Thursday, August 30, 2007

Obesity in the US

One cure to rising obesity rates is simple. Turn off the electricity. Knowing that it'd work leads to many thoughts about our society. Convenience is a double edged sword.


Peg Boyles said...

Right! I call my plan for keeping the flab off "inefficient living."

To wit, I'm taking a week of vacation beginning today to split and stack winter firewood (home heated exclusively by wood), take care of major vegetable-garden harvest and big food-preserving tasks. I also do errands and commute to work by bicycle whenever possible (often not possible here in N.H.).

We aren't off the grid, but last week we ordered a new Amish-made word-fired kitchen cookstove from Lehman's.

Whoopee! It'll heat our water, bake our bread, dry our clothes (while humidifying the winter indoor air, deliver wood ashes to sweeten our acid soil, and keep us toastier than the old Glenwood C that's done the job for the past 37 winters.

About 84 percent of New Hampshire's land base is forestland, so those log loads of firewood we buy support local resource-based enterprises that help protect open land from development.

I love it all!

But it's difficult to live like this. Subversive, really. Challenges the dominant consumer paradigm in ways that make people uncomfortable.

Greg said...

Sounds like fun to me...for a while! :)

You are to be commended for proving there's no reason we have to be at the mercy of utility providers. Independent living is possible, just different. I'm glad you spend time online so the rest of us get to learn about your adventures.

Peg Boyles said...

Whoa, not independent, Greg. Far from it! I more like the sound of interdependent.

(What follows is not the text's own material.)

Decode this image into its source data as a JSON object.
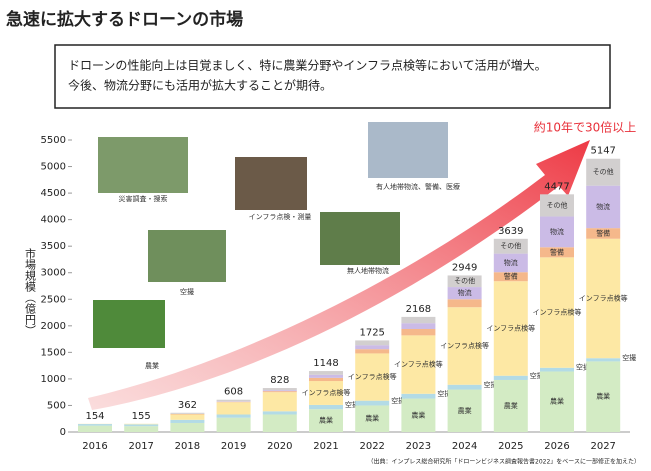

I'm still trying to find a local backyard mechanic who can build me a rig that lets me use my bike trainer to pump water from the pond up into my vegetable garden and turn the crank on the grinder that turns wheat berries (from Texas) into whole wheat flour.

Drives me nuts to separate fitness activities from necessary daily work.

Imagine the power we could generate if we hooked every exercise machine in every gym and every children's swing and see-saw on every playground in the USA up to a generator or a water pump.

We could fight obesity without turning the power completely off.

Greg said...

I've exactly that same thought about exercise equipment and power.

My perspective is so far removed from "independent" or "interdependent" that it all looks the same from here.

Wish I were closer to NH so I could help with the bike trainer rig.